Part of me thinks I should try my hardest to always focus on the beautiful, joyful times. Afterall, why dwell on the negative stuff when there is so much light and positivity to celebrate? The fun birthday parties, the family vacations, spending time with friends - those are the golden moments that make life worth living. If I can train my mind to continuously replay those sunshiny memories over and over, maybe I can become someone who always sees the glass as half full instead of half empty.
Another part of me understands that without the lows, the highs wouldn't feel so high. You need those sad memories as a contrast to truly appreciate the happy ones. Like when you come in from playing outside on a blistering hot summer day and get to gulp down an ice cold glass of lemonade - it's so refreshing because you know how it feels to be sweltering and parched. If every day was perfect and joyful with no disappointments, maybe the beautiful memories wouldn't seem so special
anymore. Maybe I need a balance of both types of memories to keep me grounded and grateful.
Then there's the whole idea of letting go. Of not clinging so tightly to the past, but allowing myself to be present in the here and now. Because really, memories are just tiny little snippets trapped in time. When I'm busy replaying them over and over in my mind, I might miss out on making new beautiful memories that are happening right before my eyes. If I'm always looking backwards, how can I appreciate this exact moment and everything it has to offer?

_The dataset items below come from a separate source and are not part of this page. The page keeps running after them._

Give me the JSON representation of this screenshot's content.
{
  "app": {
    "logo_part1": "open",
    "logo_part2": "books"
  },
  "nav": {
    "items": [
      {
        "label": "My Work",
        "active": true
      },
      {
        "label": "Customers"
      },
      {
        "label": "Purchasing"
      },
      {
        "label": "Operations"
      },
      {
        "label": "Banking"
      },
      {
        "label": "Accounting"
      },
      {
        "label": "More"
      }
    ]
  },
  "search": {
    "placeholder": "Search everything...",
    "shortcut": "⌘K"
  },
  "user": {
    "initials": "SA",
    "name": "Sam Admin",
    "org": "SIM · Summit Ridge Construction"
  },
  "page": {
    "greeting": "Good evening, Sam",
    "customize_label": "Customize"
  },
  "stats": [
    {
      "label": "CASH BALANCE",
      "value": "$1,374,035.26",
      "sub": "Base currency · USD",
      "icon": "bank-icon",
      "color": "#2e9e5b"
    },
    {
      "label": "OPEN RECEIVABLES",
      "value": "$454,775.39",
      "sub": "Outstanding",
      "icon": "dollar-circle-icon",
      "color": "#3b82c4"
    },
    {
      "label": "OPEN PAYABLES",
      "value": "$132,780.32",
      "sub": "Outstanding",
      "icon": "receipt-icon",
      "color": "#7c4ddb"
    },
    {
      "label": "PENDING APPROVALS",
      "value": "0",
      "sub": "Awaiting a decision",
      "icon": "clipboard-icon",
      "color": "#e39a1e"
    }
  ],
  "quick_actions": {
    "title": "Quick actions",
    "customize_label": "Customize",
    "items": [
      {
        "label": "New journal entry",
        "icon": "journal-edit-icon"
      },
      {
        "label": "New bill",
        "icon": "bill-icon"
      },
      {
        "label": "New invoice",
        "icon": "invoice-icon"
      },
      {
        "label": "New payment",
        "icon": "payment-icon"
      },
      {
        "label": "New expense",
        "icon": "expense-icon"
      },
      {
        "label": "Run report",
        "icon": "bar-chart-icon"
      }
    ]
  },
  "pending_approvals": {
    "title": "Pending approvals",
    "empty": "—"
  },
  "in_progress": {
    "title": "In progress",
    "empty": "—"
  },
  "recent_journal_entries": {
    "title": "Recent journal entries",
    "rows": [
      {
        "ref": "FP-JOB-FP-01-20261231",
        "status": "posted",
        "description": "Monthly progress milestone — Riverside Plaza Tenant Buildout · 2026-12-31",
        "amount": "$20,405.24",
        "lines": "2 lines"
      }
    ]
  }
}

The oldest kids at school are always going on about living with "no regrets." They act like they have it all figured out just because they're finally finishing up elementary school. But you know what? They might be onto something with that philosophy. Because when I think about it, my biggest regrets so far haven't been the sad memories themselves, but how tightly I clung to them and allowed them to weigh me down. Like when I won that writing contest in third grade and my best friend didn't, and for weeks afterwards I felt guilty and weird around her. If only I had been more present and appreciative in that moment of pride, instead of regretting my friend's disappointment and letting it put a dark cloud over my achievement.
Maybe there's a way to neither obsessively hold on nor recklessly let go, but to gently keep moving forward while still honoring the memories that made you who you are. To have the wisdom to know which memories are worth cherishing forever in a deep, sacred place in your heart, and which ones you can release with love and lightness. To stay present while still allowing yourself to feel the warm glow of happiness from your most treasured memento of times past.
Because at the end of the day, I'm the artist and my life is the canvas. Those beautiful memories are just some of the most vibrant colors on my palette that I can use to craft my own unique masterpiece. And if somewhere down the line, I decide a particular brush stroke or color just isn't working for me anymore, I always have the power to let it go and try something new. To reinvent and make adjustments as I see fit. My life, my painting, my choice.
So for now, I'm just going to enjoy the ride and try my best to experience each moment fully, knowing that a fantastic tapestry of beautiful memories awaits. And if I stumble or things get a little bumpy along the way, I'll do my best to tuck thosebittersweet memories gently aside, taking what lessons I can from them. But my main focus will be on creating more and
more pockets of laughter, love and light - filling my canvas with as much radiant color as I can while I've got the paintbrush in hand. Making sure to hold on tightly to what set myHeart on fire, while giving myself the grace to let go of what no longer serves that inner spark.
It's all about striking that delicate balance. Not remaining frozen in the past or the future, but being vibrantly, gloriously, beautifully present.。